9. The apparatus of claim 1, wherein said chamber has a greater cross-sectional area than said first conduit.

10. The apparatus of claim 1, wherein said chamber has flow stabilizing means therein to substantially prevent movement of said concentration gradient perpendicular to the flow through said chamber.

11. The apparatus of claim 1, wherein said pumping means comprises a piston and cylinder.

12. The apparatus of claim 1, wherein motive fluid inlet means is provided in said pumping means.

13. The apparatus of claim 1, wherein said first conduit has cooling means between said chamber and said pumping means.

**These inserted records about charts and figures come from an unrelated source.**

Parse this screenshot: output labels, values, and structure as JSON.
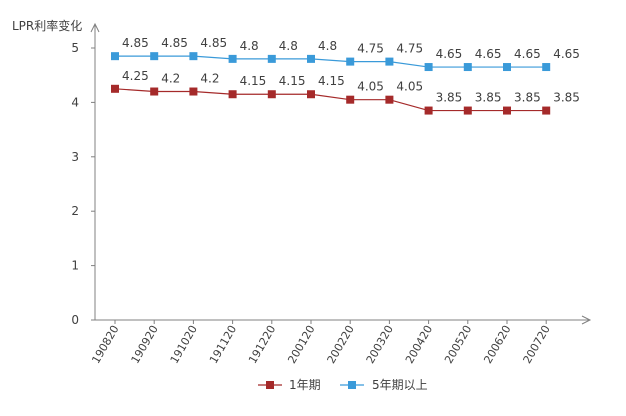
{
  "chart_data": {
    "type": "line",
    "title": "",
    "ylabel": "LPR利率变化",
    "xlabel": "",
    "ylim": [
      0,
      5
    ],
    "yticks": [
      "0",
      "1",
      "2",
      "3",
      "4",
      "5"
    ],
    "categories": [
      "190820",
      "190920",
      "191020",
      "191120",
      "191220",
      "200120",
      "200220",
      "200320",
      "200420",
      "200520",
      "200620",
      "200720"
    ],
    "series": [
      {
        "name": "1年期",
        "color": "#a52a2a",
        "values": [
          4.25,
          4.2,
          4.2,
          4.15,
          4.15,
          4.15,
          4.05,
          4.05,
          3.85,
          3.85,
          3.85,
          3.85
        ],
        "labels": [
          "4.25",
          "4.2",
          "4.2",
          "4.15",
          "4.15",
          "4.15",
          "4.05",
          "4.05",
          "3.85",
          "3.85",
          "3.85",
          "3.85"
        ]
      },
      {
        "name": "5年期以上",
        "color": "#3a9ad9",
        "values": [
          4.85,
          4.85,
          4.85,
          4.8,
          4.8,
          4.8,
          4.75,
          4.75,
          4.65,
          4.65,
          4.65,
          4.65
        ],
        "labels": [
          "4.85",
          "4.85",
          "4.85",
          "4.8",
          "4.8",
          "4.8",
          "4.75",
          "4.75",
          "4.65",
          "4.65",
          "4.65",
          "4.65"
        ]
      }
    ],
    "legend": "bottom"
  }
}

14. The apparatus of claim 13, wherein said cooling means is an indirect heat exchanger.

15. A method for pumping a hot erosive slurry comprising coal solids in a coal derived, water immiscible liquid from a first pressure to a second, higher pressure, which comprises:

passing said slurry through an inlet of a check valve zone at said first pressure and into one end of a chamber zone;

exerting pressure on said slurry with a motive fluid, which is pressurized by direct contact with a pump and intermixes with said slurry, through a concentration gradient of coal solids in said chamber zone to close said inlet of said check valve zone, to open an outlet of said check valve zone and to discharge slurry from said outlet under said second, higher pressure, said concentration gradient of coal solids having a gradually increasing concentration of coal solids in a downstream direction, said motive fluid being miscible with said coal derived, water immiscible liquid; and

reducing the pressure exerted on said slurry by said motive fluid below said first pressure to close said outlet of said check valve zone, to open said inlet of said check valve zone and to draw additional slurry into said check valve zone through said inlet.

16. The method of claim 15, wherein said motive fluid is a carbonaceous material.

17. The method of claim 15, wherein said motive fluid is in a coal derived liquid.

18. The method of claim 17, wherein said motive fluid is a coal solvent liquid.

19. The method of claim 18, wherein said motive fluid is predominantly aromatic in nature.

20. The method of claim 17, wherein said motive motive fluid boils in the range of 175.degree. to 455.degree. C.

21. The method of claim 20, wherein said motive fluid boils in the range of 250.degree. to 455.degree. C.

22. The method of claim 15, wherein said motive fluid does not significantly vaporize when intermixed with said slurry.

23. The method of claim 15, wherein said chamber zone is provided with a flow stabilizing zone for minimizing turbulence in the fluid flowing therethrough.

24. The method of claim 23, wherein the Reynolds number of the fluid flowing through said chamber zone is less than 2000 and is less than the Reynolds number of the fluid flowing through conduits coupled to said chamber zone.

25. The method of claim 15, wherein said hot, erosive slurry is at a temperature in the range of 250.degree.-700.degree. F.

26. The method of claim 15, wherein pressure is exerted on said motive fluid in a pumping zone.

27. The method of claim 26, wherein motive fluid is continuously supplied at said pumping zone.

28. The method of claim 26, wherein said motive fluid is cooled between said pumping zone and said chamber zone.

29. The method of claim 28, wherein said motive fluid is cooled by an indirect heat exchanger.

30. The method of claim 15, wherein said motive fluid is cooled upstream of said chamber zone.

31. The method of claim 30, wherein said motive fluid is cooled by an indirect heat exchanger.

32. The apparatus of claim 1 wherein said chamber encloses a volume at least as great as the maximum displacement of said pumping means.

33. The apparatus of claim 32 wherein said chamber volume is 2 to 10 times greater than said pump maximum displacement.

34. The method of claim 15 wherein said pump displaces a volume of said motive fluid substantially less than the volume of said chamber zone.